Synergistic effect of acidification and hypoxia: in vivo 31P-NMR and respirometric study in fishes.

Abstract

We used 31P nuclear magnetic resonance (31P-NMR) spectroscopy to measure intracellular pH (pHi) and high-energy phosphate levels of white muscle of the fish tilapia (Oreochromis mossambicus) during exposure to the stressors hypoxia and water acidification separately and simultaneously. The protocol for the graded hypoxia load was 100, 40, 30, 20, 10, 5, and 3% air saturation for 1 h at each level. For environmental acidosis the pH of the water was lowered from 7.6 to 4.0 over 6 h, with time of exposure approximately 11 h. All protocols were followed by 6 h of reoxygenation at 20 degrees C. We also measured total oxygen consumption of the animal. The results of this in vivo study revealed that environmental acidification had no effect on oxygen consumption, pHi, or phosphocreatine depletion. Hypoxia caused moderate changes in these parameters and fast and complete recovery during reoxygenation. In contrast, the combination of environmental acidosis and hypoxia resulted in 50% mortality, increased depletion of the phosphocreatine pool, and a retarded recovery of the pHi during reoxygenation compared with the group with hypoxia as a single stressor.
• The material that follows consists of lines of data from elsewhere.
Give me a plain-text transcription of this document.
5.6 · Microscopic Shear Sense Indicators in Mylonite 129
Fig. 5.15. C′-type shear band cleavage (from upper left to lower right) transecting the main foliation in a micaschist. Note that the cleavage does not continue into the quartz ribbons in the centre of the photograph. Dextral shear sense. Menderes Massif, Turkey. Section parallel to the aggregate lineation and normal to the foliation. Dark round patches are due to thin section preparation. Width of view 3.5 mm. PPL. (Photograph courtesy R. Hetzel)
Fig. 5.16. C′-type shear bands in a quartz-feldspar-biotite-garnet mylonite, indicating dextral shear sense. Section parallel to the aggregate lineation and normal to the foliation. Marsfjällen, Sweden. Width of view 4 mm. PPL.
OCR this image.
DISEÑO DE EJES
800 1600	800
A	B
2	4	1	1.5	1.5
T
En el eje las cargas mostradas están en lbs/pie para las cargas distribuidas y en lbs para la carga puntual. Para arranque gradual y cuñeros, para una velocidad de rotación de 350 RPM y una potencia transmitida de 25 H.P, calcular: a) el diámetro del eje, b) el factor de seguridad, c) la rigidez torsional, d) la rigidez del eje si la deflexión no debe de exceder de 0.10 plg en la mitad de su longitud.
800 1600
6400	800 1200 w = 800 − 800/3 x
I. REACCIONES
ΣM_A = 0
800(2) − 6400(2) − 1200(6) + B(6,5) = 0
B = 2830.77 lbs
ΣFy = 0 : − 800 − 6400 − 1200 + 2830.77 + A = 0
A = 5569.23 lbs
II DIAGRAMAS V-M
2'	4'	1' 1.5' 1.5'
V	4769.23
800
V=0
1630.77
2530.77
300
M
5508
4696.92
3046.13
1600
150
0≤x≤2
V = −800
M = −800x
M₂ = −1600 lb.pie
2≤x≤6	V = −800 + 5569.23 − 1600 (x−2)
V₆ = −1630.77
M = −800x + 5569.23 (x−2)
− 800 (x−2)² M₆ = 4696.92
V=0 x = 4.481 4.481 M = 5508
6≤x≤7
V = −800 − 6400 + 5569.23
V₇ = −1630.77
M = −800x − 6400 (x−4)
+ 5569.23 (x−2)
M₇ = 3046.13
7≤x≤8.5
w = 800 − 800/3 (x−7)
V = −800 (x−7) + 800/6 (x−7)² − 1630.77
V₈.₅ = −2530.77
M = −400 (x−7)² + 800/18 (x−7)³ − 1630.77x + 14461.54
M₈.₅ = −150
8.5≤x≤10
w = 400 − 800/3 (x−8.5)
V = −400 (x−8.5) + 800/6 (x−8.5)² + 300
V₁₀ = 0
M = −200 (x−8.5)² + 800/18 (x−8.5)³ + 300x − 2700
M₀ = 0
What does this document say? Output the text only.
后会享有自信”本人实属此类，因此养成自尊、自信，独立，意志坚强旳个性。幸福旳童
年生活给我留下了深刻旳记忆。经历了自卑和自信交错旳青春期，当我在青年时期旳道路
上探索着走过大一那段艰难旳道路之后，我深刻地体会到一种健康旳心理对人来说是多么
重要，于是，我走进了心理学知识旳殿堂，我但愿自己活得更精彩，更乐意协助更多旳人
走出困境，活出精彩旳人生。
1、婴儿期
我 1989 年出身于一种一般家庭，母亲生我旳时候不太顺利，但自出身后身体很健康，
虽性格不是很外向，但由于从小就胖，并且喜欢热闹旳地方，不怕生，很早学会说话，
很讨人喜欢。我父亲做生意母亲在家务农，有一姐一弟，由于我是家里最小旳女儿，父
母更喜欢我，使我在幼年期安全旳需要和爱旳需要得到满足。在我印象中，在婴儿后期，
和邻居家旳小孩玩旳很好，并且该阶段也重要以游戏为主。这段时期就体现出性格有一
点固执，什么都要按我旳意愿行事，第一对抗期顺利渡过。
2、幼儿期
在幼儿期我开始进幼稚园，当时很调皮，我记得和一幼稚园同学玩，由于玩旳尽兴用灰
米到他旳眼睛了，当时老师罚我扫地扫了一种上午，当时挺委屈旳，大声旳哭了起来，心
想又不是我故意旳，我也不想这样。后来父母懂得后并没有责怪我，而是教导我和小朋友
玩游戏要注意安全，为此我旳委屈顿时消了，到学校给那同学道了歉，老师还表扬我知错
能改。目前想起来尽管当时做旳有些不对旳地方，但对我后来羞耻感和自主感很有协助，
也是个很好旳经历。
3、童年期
The combination of environmental acidification and hypoxia has a more profound effect and works synergistically compared with the conditions imposed separately. To investigate whether an adaptation response occurred during chronic exposure to environmental acidification, animals were exposed for 6 wk to pH 4.0 before experimentation. The pHi in the white muscle dropped from 7.2 (control group) to 6.9 during this period, whereas no effect was found in the phosphorylated compounds and oxygen consumption. Therefore, it is concluded that no adaptation response occurs in animals exposed to long-term environmental acidosis.